(Eng)fish out of water

I read with particular interest Sheridan Blau’s description of some of his students and their practice of handing in papers composed of pompous, overly complex wording and a lack of true understanding. I was especially struck with his line, “For such students, an assignment to write a formal academic paper is an assignment to make themselves stupid” (157). He notes how these intelligent learners abandon their own voice (and often their own understanding) in an effort to sound erudite and professor-like. This isn’t an affliction merely for the young. Before I started my master’s program in the fall of 2011, it had been 27 years since I’d seen the inside of a college classroom. While I had ample confidence in my ability to write, I had much less assurance about my ability to write like an academic. I loved reading the books, poems and short stories in the lit classes, but wavered a bit on the academic treatises on theory and deep literary interpretation. I was a fish out of water, in too deep, wet behind the ears, and any other aquatic cliché you can think of.

It became a habit to read things two or three times just to make some sense of them, which admittedly, made me feel a bit dense. The language seemed unnecessarily wordy and obfuscatory (in itself, a big-ass word, but very apt). This aspect was especially frustrating for me. My undergrad degree is in journalism, where verbosity, redundancy, lack of clarity and overwrought syntax and word choices are constant enemies. You shouldn’t write like that, but even if you do, any editor worth his/her salt will rework it or make you do it over. For his part, Blau points out that “such language use is perverse in the sense that it violates most of the tacit rules or conversational maxims (Grice 1975) that have been found to govern conversations in most ordinary human transactions where people are exchanging information – maxims like try to be as clear as possible, avoid obscurity in expression, avoid excessive wordiness, say what you mean, say what needs to be said …” (157-58). But in my first couple of grad classes, writing sometimes felt like an “out-of-body” experience, using someone else’s vocabulary to make what points I could. In any event, I hoped they sounded good.

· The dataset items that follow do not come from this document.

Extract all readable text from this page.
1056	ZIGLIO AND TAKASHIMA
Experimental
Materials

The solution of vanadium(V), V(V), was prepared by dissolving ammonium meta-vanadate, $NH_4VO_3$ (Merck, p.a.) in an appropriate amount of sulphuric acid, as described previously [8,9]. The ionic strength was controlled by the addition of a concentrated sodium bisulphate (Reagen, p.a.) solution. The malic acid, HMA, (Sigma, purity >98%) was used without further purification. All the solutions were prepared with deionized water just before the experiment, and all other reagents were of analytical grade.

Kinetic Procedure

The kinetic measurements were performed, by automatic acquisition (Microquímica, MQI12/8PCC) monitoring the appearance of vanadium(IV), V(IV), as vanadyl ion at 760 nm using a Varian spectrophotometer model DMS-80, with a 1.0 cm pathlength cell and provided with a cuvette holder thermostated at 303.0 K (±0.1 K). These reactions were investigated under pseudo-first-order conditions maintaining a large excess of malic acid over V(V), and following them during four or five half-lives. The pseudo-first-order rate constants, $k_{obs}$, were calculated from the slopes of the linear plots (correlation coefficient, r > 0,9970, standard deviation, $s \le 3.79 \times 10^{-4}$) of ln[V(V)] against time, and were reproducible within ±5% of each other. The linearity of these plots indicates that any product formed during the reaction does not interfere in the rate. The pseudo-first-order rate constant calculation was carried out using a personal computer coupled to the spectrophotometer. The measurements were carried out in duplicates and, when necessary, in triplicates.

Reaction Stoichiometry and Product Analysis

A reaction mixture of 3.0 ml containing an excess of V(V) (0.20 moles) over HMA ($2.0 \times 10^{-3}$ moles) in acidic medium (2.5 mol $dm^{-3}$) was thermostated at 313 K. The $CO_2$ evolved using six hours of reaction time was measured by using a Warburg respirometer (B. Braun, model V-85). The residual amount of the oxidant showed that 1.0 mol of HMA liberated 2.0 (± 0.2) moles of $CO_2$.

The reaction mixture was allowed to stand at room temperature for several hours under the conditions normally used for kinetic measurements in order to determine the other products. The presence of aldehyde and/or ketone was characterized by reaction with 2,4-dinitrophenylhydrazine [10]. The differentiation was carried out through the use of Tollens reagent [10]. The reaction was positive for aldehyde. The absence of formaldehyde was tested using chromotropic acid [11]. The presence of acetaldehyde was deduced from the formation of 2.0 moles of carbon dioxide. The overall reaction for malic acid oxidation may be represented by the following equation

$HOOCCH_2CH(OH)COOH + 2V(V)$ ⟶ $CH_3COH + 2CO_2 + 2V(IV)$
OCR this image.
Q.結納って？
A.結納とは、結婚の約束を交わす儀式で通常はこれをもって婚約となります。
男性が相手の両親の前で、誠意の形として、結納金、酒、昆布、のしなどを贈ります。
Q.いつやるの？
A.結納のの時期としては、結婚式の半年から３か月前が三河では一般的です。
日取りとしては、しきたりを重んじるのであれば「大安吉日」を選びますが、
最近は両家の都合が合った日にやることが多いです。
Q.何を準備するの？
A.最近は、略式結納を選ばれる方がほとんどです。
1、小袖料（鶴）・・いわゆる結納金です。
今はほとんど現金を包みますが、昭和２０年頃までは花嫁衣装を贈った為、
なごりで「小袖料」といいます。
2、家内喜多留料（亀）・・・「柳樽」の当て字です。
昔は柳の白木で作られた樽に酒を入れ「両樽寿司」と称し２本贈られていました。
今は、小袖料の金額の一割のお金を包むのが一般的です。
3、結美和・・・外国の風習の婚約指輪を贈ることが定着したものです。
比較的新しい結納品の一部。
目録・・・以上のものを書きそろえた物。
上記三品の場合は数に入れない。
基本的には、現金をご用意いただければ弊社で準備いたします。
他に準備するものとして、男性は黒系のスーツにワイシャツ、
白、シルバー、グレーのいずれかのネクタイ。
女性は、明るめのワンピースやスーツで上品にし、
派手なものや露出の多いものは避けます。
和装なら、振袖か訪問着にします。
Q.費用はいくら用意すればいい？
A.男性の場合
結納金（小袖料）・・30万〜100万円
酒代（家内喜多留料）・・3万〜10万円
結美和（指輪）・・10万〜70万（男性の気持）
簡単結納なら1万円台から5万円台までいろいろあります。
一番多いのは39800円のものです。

I’ve since learned to swim in the grad school pond. Subsequent classes (including ENGH 610) have helped me realize that multiple readings of texts (while a bit more time-consuming) are a good thing, both for reinforcing what I read and for enhanced understanding. I’ve come to accept that reading and learning can be very messy propositions (I already knew writing was messy). I’m more comfortable now with the discourse in the realms of writing and literary theory and instruction.

However, I still get frustrated at times with nebulous wording, and pages and pages of text that seem to run repeatedly over the same ground or veer greatly from the central point of the piece.  If instructors offer complex interpretive texts and lectures, it’s easy to see why students appropriate this tone and style to sound like they know what they’re talking about. This is not to say there isn’t a place for “$10 college words,” as we used to call them, but we must encourage students to fully understand them before they use them. Blau’s excellent suggestions of using first-person construction, reading logs and group work represent, I believe, important steps to keep students from floundering.